Escape Rating B+: The Sea Glass Cottage isn’t really a romance, in spite of the number of romances that take place within its pages. And not that two of its heroines don’t find their HEA by the time the story ends.

But the heart of this story is the relationship between three generations of Harper women, grandmother Juliet, daughter Olivia, and granddaughter Caitlin. And even 15-year-old Caitlin’s HEA is hinted at being somewhere in her future, just not yet.

But it’s the way that the relationships among the three women are changed by Juliet’s accident and Olivia’s return to Sanctuary Cove that create the beating heart of this story. And at the center of their story – and their estrangements – are a series of lies and half-truths that have kept them apart and in some ways kept them broken for most of Caitlin’s life.

What reshapes their story and their lives is the unraveling of the truth about the events that took Steve Harper’s life all those years ago. Juliet’s husband Steve was the chief of the volunteer fire department, and he died in a fire that he should never have entered, alone and unequipped, because he believed his daughter’s best friend was inside the burning house.

And that’s a burden that Cooper Vance, the best friend in question, has been shouldering alone for all these years. He feels like he’s the reason his friend and mentor died, and indirectly the reason that the Harper family fell to shreds – as well as the reason that Natalie fell into addiction until it killed her.

Caitlin’s discovery of her mother’s and her aunt’s diaries has opened all of the old wounds, but Caitlin, like Cooper, like Juliet and like Olivia, tries to bear the weight of those secrets alone. Until they all come spilling out, all the ugly truths are finally revealed, and healing can finally begin.

At the beginning of the story, Caitlin is, quite honestly, a bitch all the way around. She’s 15 and trying to hold a terrible secret. She lashes out at pretty much everyone around her, and her parts are difficult to read for quite a while into the story. She does get less abrasive as the story goes on and the reveals start coming, but it takes a while.

She’s holding her aunt Olivia responsible for crap she said when she was hurting, oddly enough around the age that Caitlin is now. But Caitlin isn’t able to make the leap from her own hurt feelings to the idea that an adult in her life, one that she loved and respected, was once a whiny teenage girl – just like her.

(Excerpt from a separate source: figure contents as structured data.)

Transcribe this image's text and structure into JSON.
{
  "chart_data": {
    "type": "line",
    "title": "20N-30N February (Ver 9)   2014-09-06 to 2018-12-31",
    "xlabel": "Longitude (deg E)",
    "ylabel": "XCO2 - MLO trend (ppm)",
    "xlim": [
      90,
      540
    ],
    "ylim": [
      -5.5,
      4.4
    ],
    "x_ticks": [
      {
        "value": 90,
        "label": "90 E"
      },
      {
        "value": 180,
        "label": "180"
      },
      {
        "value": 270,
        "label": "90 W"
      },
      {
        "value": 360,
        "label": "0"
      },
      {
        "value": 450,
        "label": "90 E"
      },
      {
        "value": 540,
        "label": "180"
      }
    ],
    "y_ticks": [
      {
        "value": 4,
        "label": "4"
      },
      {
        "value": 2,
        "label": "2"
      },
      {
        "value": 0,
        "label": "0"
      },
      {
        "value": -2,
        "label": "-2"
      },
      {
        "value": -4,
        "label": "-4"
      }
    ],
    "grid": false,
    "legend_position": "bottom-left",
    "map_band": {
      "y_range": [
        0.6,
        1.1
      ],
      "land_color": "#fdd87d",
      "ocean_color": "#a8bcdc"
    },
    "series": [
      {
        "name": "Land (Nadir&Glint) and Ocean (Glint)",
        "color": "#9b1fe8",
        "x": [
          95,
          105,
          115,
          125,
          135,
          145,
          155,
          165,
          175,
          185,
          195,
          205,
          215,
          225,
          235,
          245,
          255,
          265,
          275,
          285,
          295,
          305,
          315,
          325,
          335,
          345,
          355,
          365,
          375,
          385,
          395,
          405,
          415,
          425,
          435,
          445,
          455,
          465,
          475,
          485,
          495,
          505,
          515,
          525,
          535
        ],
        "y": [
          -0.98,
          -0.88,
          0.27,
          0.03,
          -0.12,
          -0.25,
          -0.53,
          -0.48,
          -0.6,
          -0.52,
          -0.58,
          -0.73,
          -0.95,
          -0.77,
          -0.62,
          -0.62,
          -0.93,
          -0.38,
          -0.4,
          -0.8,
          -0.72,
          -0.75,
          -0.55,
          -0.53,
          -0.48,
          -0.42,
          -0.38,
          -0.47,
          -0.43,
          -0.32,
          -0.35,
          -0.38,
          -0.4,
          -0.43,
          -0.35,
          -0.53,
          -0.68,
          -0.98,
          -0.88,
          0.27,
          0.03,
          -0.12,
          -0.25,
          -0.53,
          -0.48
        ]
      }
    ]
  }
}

The romances are of the extremely slow burn variety. A burn that catches its fire off-screen, but the slow progression of the romances feels right for the way that the story works. I found it particularly poignant that one of those romances featured 50something Olivia, and was with her younger friend and neighbor at that! Her hesitance and the reasons for it felt very real.

Although the first half of the book was a bit slow-going, it has a lot of heavy lifting to do, setting up the relationships, the crises, the family background and all the secrets. Once this one gets going, it reads really fast as the hits come thick and fast and all of the burning issues get resolved. So when you start this one, have a little patience and hang on for a lovely read!